В Тучковой Наталья Александровна видит свое «отражение», своего двойника, но с той разницей и с тем преимуществом, что вторая Наталья еще молода и не испорчена жизнью и может, минуя искусы и заблуждения, выкроить свое Я по правильным лекалам:
…я даю тебе себя… но что же, разумеется, лучше, чем ничего… Я бы хотела дать тебе самое тебя, какая бездна, бездна жизни!.. И какое произвольное самоуничтожение! вот что мне страшно, больно, что ставит во мне все верх дном… столько силы, развития, глубины, понимания — и все это бросается с пренебрежением, за то, что кто-то тот или другой — не в состоянии понять и оценить тебя… да начни с того, чтобы понять и оценить сама себя, что за строгость к другим? И сколько в этом детства, мелкого эгоизма, мелкого, говорю я, потому что эгоизм основание всему, эгоизм — любовь, эгоизм все, но мелкое пойми, что бы ни было мелкое, сама любовь — жалка, унизительна, ненавистна для меня… в тебе эта черта раздирает душу. Я знаю, что это пройдет… мне оскорбительно предоставлять жизни сделать из тебя то, что она хочет или что ей случится, я бы хотела, чтобы ты из жизни сделала то, что ты хочешь сделать, но нет, это все слишком неопределенно, произвольно, ты должна сделать то, что ты можешь сделать. <…> Да какое ты имеешь право из того, что окружающие тебя не удовлетворяют тебя, бросать себя? Да что тебе до них, разве ты не ты? Помоги им состраданием, снисхождением, если более нечем, а бросать себя под ноги им…[537] (РП:244).
Явно выступает в письмах к Тучковой и разочарование, бунт против «общего» и идей самоотвержения, жертвования собой во имя идеологических постулатов или понятий долга. Если в письмах Астраковой историческое описывалось через «высокие» метафоры из частной жизни (материнство, роды, дети), то здесь встречаем уничижающие метафоры, которые понижают статус общего до того частного, которое всегда ассоциировалось с «презренно-женским» и маргинальным.
Что делается в Божьем мире, о том мне говорить не хочется, как-то примелькались революция, возмущения, опошлилось liberté, egalité, fraternitе все это пустяки (252).

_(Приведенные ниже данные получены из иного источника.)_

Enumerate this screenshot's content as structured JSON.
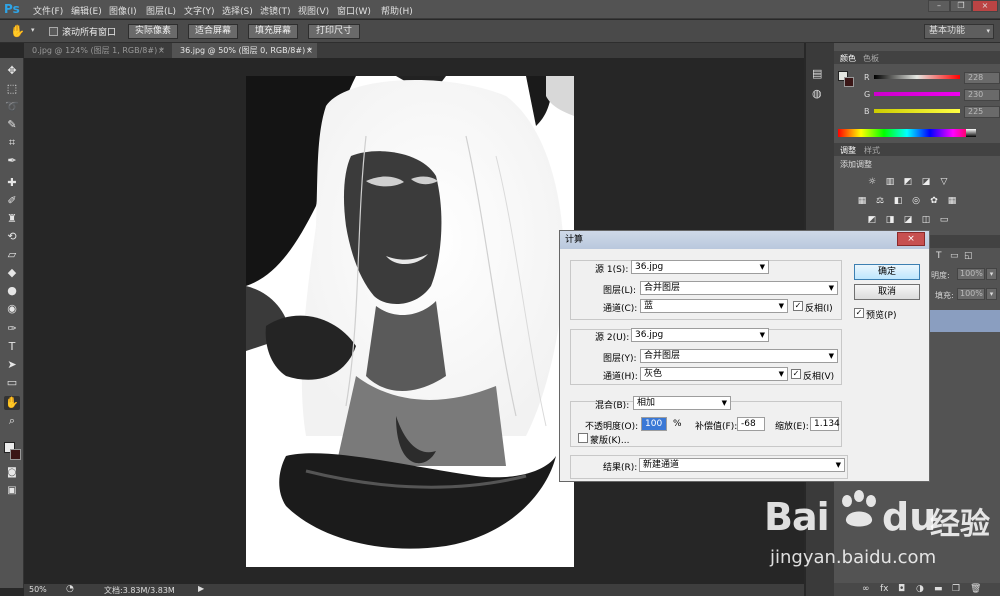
{
  "app": {
    "logo": "Ps"
  },
  "menu": [
    "文件(F)",
    "编辑(E)",
    "图像(I)",
    "图层(L)",
    "文字(Y)",
    "选择(S)",
    "滤镜(T)",
    "视图(V)",
    "窗口(W)",
    "帮助(H)"
  ],
  "options": {
    "scroll_all_label": "滚动所有窗口",
    "buttons": [
      "实际像素",
      "适合屏幕",
      "填充屏幕",
      "打印尺寸"
    ],
    "workspace": "基本功能"
  },
  "doc_tabs": [
    {
      "label": "0.jpg @ 124% (图层 1, RGB/8#) *",
      "close": "×"
    },
    {
      "label": "36.jpg @ 50% (图层 0, RGB/8#) *",
      "close": "×"
    }
  ],
  "status": {
    "zoom": "50%",
    "doc": "文档:3.83M/3.83M"
  },
  "panels": {
    "color_tab": "颜色",
    "swatch_tab": "色板",
    "r_label": "R",
    "g_label": "G",
    "b_label": "B",
    "r_value": "228",
    "g_value": "230",
    "b_value": "225",
    "adjust_tab": "调整",
    "style_tab": "样式",
    "add_adjust": "添加调整",
    "opacity_label": "明度:",
    "opacity_value": "100%",
    "fill_label": "填充:",
    "fill_value": "100%"
  },
  "dialog": {
    "title": "计算",
    "close": "×",
    "ok": "确定",
    "cancel": "取消",
    "preview": "预览(P)",
    "source1": {
      "label": "源 1(S):",
      "file": "36.jpg",
      "layer_label": "图层(L):",
      "layer": "合并图层",
      "channel_label": "通道(C):",
      "channel": "蓝",
      "invert": "反相(I)"
    },
    "source2": {
      "label": "源 2(U):",
      "file": "36.jpg",
      "layer_label": "图层(Y):",
      "layer": "合并图层",
      "channel_label": "通道(H):",
      "channel": "灰色",
      "invert": "反相(V)"
    },
    "blend": {
      "label": "混合(B):",
      "mode": "相加",
      "opacity_label": "不透明度(O):",
      "opacity": "100",
      "pct": "%",
      "offset_label": "补偿值(F):",
      "offset": "-68",
      "scale_label": "缩放(E):",
      "scale": "1.134",
      "mask": "蒙版(K)..."
    },
    "result": {
      "label": "结果(R):",
      "value": "新建通道"
    }
  },
  "watermark": {
    "brand": "Bai",
    "du": "du",
    "cn": "经验",
    "url": "jingyan.baidu.com"
  }
}
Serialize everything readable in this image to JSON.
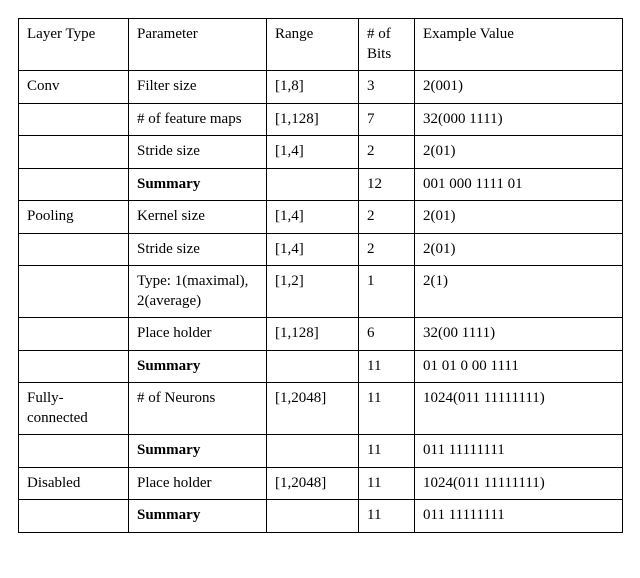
{
  "headers": {
    "layer_type": "Layer Type",
    "parameter": "Parameter",
    "range": "Range",
    "bits": "# of Bits",
    "example": "Example Value"
  },
  "rows": [
    {
      "layer_type": "Conv",
      "parameter": "Filter size",
      "range": "[1,8]",
      "bits": "3",
      "example": "2(001)",
      "param_bold": false
    },
    {
      "layer_type": "",
      "parameter": "# of feature maps",
      "range": "[1,128]",
      "bits": "7",
      "example": "32(000 1111)",
      "param_bold": false
    },
    {
      "layer_type": "",
      "parameter": "Stride size",
      "range": "[1,4]",
      "bits": "2",
      "example": "2(01)",
      "param_bold": false
    },
    {
      "layer_type": "",
      "parameter": "Summary",
      "range": "",
      "bits": "12",
      "example": "001 000 1111 01",
      "param_bold": true
    },
    {
      "layer_type": "Pooling",
      "parameter": "Kernel size",
      "range": "[1,4]",
      "bits": "2",
      "example": "2(01)",
      "param_bold": false
    },
    {
      "layer_type": "",
      "parameter": "Stride size",
      "range": "[1,4]",
      "bits": "2",
      "example": "2(01)",
      "param_bold": false
    },
    {
      "layer_type": "",
      "parameter": "Type: 1(maximal), 2(average)",
      "range": "[1,2]",
      "bits": "1",
      "example": "2(1)",
      "param_bold": false
    },
    {
      "layer_type": "",
      "parameter": "Place holder",
      "range": "[1,128]",
      "bits": "6",
      "example": "32(00 1111)",
      "param_bold": false
    },
    {
      "layer_type": "",
      "parameter": "Summary",
      "range": "",
      "bits": "11",
      "example": "01 01 0 00 1111",
      "param_bold": true
    },
    {
      "layer_type": "Fully-connected",
      "parameter": "# of Neurons",
      "range": "[1,2048]",
      "bits": "11",
      "example": "1024(011 11111111)",
      "param_bold": false
    },
    {
      "layer_type": "",
      "parameter": "Summary",
      "range": "",
      "bits": "11",
      "example": "011 11111111",
      "param_bold": true
    },
    {
      "layer_type": "Disabled",
      "parameter": "Place holder",
      "range": "[1,2048]",
      "bits": "11",
      "example": "1024(011 11111111)",
      "param_bold": false
    },
    {
      "layer_type": "",
      "parameter": "Summary",
      "range": "",
      "bits": "11",
      "example": "011 11111111",
      "param_bold": true
    }
  ],
  "chart_data": {
    "type": "table",
    "title": "",
    "columns": [
      "Layer Type",
      "Parameter",
      "Range",
      "# of Bits",
      "Example Value"
    ],
    "data": [
      [
        "Conv",
        "Filter size",
        "[1,8]",
        3,
        "2(001)"
      ],
      [
        "Conv",
        "# of feature maps",
        "[1,128]",
        7,
        "32(000 1111)"
      ],
      [
        "Conv",
        "Stride size",
        "[1,4]",
        2,
        "2(01)"
      ],
      [
        "Conv",
        "Summary",
        "",
        12,
        "001 000 1111 01"
      ],
      [
        "Pooling",
        "Kernel size",
        "[1,4]",
        2,
        "2(01)"
      ],
      [
        "Pooling",
        "Stride size",
        "[1,4]",
        2,
        "2(01)"
      ],
      [
        "Pooling",
        "Type: 1(maximal), 2(average)",
        "[1,2]",
        1,
        "2(1)"
      ],
      [
        "Pooling",
        "Place holder",
        "[1,128]",
        6,
        "32(00 1111)"
      ],
      [
        "Pooling",
        "Summary",
        "",
        11,
        "01 01 0 00 1111"
      ],
      [
        "Fully-connected",
        "# of Neurons",
        "[1,2048]",
        11,
        "1024(011 11111111)"
      ],
      [
        "Fully-connected",
        "Summary",
        "",
        11,
        "011 11111111"
      ],
      [
        "Disabled",
        "Place holder",
        "[1,2048]",
        11,
        "1024(011 11111111)"
      ],
      [
        "Disabled",
        "Summary",
        "",
        11,
        "011 11111111"
      ]
    ]
  }
}
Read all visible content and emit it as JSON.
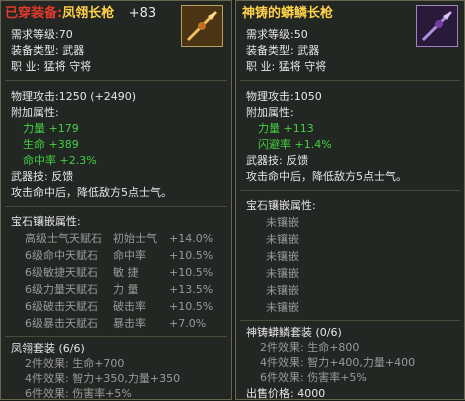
{
  "left": {
    "equipped_tag": "已穿装备:",
    "item_name": "凤翎长枪",
    "upgrade": "+83",
    "level_req": "需求等级:70",
    "equip_type": "装备类型:  武器",
    "class_line": "职    业:  猛将  守将",
    "phys_attack": "物理攻击:1250 (+2490)",
    "attr_header": "附加属性:",
    "attrs": [
      {
        "name": "力量",
        "value": "+179"
      },
      {
        "name": "生命",
        "value": "+389"
      },
      {
        "name": "命中率",
        "value": "+2.3%"
      }
    ],
    "skill": "武器技: 反馈",
    "skill_desc": "攻击命中后，降低敌方5点士气。",
    "gem_header": "宝石镶嵌属性:",
    "gems": [
      {
        "gem": "高级士气天赋石",
        "stat": "初始士气",
        "value": "+14.0%"
      },
      {
        "gem": "6级命中天赋石",
        "stat": "命中率",
        "value": "+10.5%"
      },
      {
        "gem": "6级敏捷天赋石",
        "stat": "敏  捷",
        "value": "+10.5%"
      },
      {
        "gem": "6级力量天赋石",
        "stat": "力  量",
        "value": "+13.5%"
      },
      {
        "gem": "6级破击天赋石",
        "stat": "破击率",
        "value": "+10.5%"
      },
      {
        "gem": "6级暴击天赋石",
        "stat": "暴击率",
        "value": "+7.0%"
      }
    ],
    "set_header": "凤翎套装 (6/6)",
    "set_effects": [
      "2件效果: 生命+700",
      "4件效果: 智力+350,力量+350",
      "6件效果: 伤害率+5%"
    ]
  },
  "right": {
    "item_name": "神铸的蟒鳞长枪",
    "level_req": "需求等级:50",
    "equip_type": "装备类型:  武器",
    "class_line": "职    业:  猛将  守将",
    "phys_attack": "物理攻击:1050",
    "attr_header": "附加属性:",
    "attrs": [
      {
        "name": "力量",
        "value": "+113"
      },
      {
        "name": "闪避率",
        "value": "+1.4%"
      }
    ],
    "skill": "武器技: 反馈",
    "skill_desc": "攻击命中后，降低敌方5点士气。",
    "gem_header": "宝石镶嵌属性:",
    "gem_slots": [
      "未镶嵌",
      "未镶嵌",
      "未镶嵌",
      "未镶嵌",
      "未镶嵌",
      "未镶嵌"
    ],
    "set_header": "神铸蟒鳞套装 (0/6)",
    "set_effects": [
      "2件效果: 生命+800",
      "4件效果: 智力+400,力量+400",
      "6件效果: 伤害率+5%"
    ],
    "price": "出售价格: 4000"
  },
  "colors": {
    "gold": "#ffd24a",
    "green": "#41d241",
    "grey": "#9a9a9a",
    "red": "#e23a2a"
  }
}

A propos, все республики, революции все в этом роде мне кажутся наконец чулочным вязанием, и то же действие производит на меня ну Кавеньяк, Наполеон, там еще не знаю кто — это спицы, на которых нанизаны маленькие, маломалейшие петли, и вяжутся, и вяжутся… нитки тонкие, гнилые, там порвется петля, здесь порвется, все ахают, кричат, бросаются поднимать, а петли все рвутся и распускаются больше, узел на узлу — да какой грязный чулок-то! (255).
Противопоставление чужого, внешнего мира и своего, узкого, но глубокого; «надо» и «хочу»; самопожертвования, самоограничения и наслаждения, — лейтмотив всех писем к Тучковой:
Хочу жить, жить своей жизнью, жить, насколько во мне есть жизни; искать ее вне — пустяки, хотеть ее отдать, сделать вклад, как вдовица принесет два лепта — тоже пустяки… (252).
…взял бы весь мир и разбил бы вдребезги, как бокал, за то, что в нем вместо шампанского намешана какая-то бурда, а себя никогда не хочется разбить, мне со мной и в себе хорошо (вы понимаете, что в мое я входит все, с чем я симпатизирую) (249).
…ведь я немного хочу — несколько часов в день себе, себе — т. е. чтоб я могла и другому их отдать, как я хочу, а не высасывала бы их у меня нелепая сила, глупая, бессмысленная, — остальное время я готова служить пожалуй (255).
…мною овладел эгоизм, оттого что самоотвержением ничего не сделаешь (262).